Signs on Church Property

  • “No God — No Peace. Know God — Know Peace.”
  • “Free Trip to heaven. Details Inside!”
  • “Try our Sundays. They are better than Baskin-Robbins.”
  • “Searching for a new look? Have your faith lifted here!”
  • “Have trouble sleeping? We have sermons — come hear one!”
  • “People are like tea bags — you have to put them in hot water before you know how strong they are.”
  • “God so loved the world that He did not send a committee.”
  • “Come in and pray today. Beat the Christmas rush!”
  • “When down in the mouth, remember Jonah. He came out all right.”
  • “Sign broken.
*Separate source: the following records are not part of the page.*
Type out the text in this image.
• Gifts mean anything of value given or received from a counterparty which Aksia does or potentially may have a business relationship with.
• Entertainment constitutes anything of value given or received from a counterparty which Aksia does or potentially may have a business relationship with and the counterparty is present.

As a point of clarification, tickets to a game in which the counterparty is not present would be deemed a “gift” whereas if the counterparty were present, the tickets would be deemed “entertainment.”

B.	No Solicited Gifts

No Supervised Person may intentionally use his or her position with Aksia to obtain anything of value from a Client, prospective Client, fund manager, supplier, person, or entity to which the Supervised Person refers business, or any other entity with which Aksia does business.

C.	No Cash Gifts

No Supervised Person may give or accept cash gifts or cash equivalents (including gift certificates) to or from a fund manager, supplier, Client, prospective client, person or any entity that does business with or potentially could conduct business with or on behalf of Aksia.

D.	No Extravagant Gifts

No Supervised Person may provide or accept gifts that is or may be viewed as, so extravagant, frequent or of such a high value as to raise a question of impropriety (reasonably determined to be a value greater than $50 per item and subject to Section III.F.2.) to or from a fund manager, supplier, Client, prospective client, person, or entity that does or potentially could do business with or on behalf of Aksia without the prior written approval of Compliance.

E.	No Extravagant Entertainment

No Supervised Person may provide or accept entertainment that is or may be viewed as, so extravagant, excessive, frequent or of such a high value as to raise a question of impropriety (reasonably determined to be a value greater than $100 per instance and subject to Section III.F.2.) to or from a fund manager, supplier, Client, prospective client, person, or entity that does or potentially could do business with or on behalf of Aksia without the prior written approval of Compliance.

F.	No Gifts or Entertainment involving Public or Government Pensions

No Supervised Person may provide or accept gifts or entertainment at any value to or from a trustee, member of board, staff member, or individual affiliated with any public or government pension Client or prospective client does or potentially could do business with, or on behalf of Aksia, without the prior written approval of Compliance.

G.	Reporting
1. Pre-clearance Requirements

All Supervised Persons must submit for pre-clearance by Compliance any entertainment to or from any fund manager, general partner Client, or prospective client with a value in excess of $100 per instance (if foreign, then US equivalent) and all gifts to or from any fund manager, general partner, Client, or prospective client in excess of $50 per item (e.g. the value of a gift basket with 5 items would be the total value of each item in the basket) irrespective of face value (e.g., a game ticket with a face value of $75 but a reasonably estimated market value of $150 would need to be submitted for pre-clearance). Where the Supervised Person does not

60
Message inside this Sunday.”
  • “Fight truth decay — study the Bible daily.”
  • “How will you spend eternity — Smoking or Non-smoking?”
  • “Dusty Bibles lead to Dirty Lives”
  • “It is unlikely there’ll be a reduction in the wages of sin.”
  • “Do not wait for the hearse to take you to church.”
  • “If you’re headed in the wrong direction, God allows U-turns.”
  • “If you don’t like the way you were born, try being born again.”
  • “This is a ch_ _ ch. What is missing?” ———> (U R)
  • “Forbidden fruit creates many jams.”
  • “In the dark? Follow the Son.”
  • “Running low on faith? Stop in for a fill-up.”
  • “If you can’t sleep, don’t count sheep. Talk to the Shepherd.”
  • “God does not believe in atheists, therefore atheists do not exist”
  • “Don’t make me come down there – God”
  • “Keep using my name in vain. I’ll make rush hour longer – God”
  • “Honk if you love Jesus. Text while driving if you want to meet him.”
  • “God wants spiritual fruits not religious nuts.”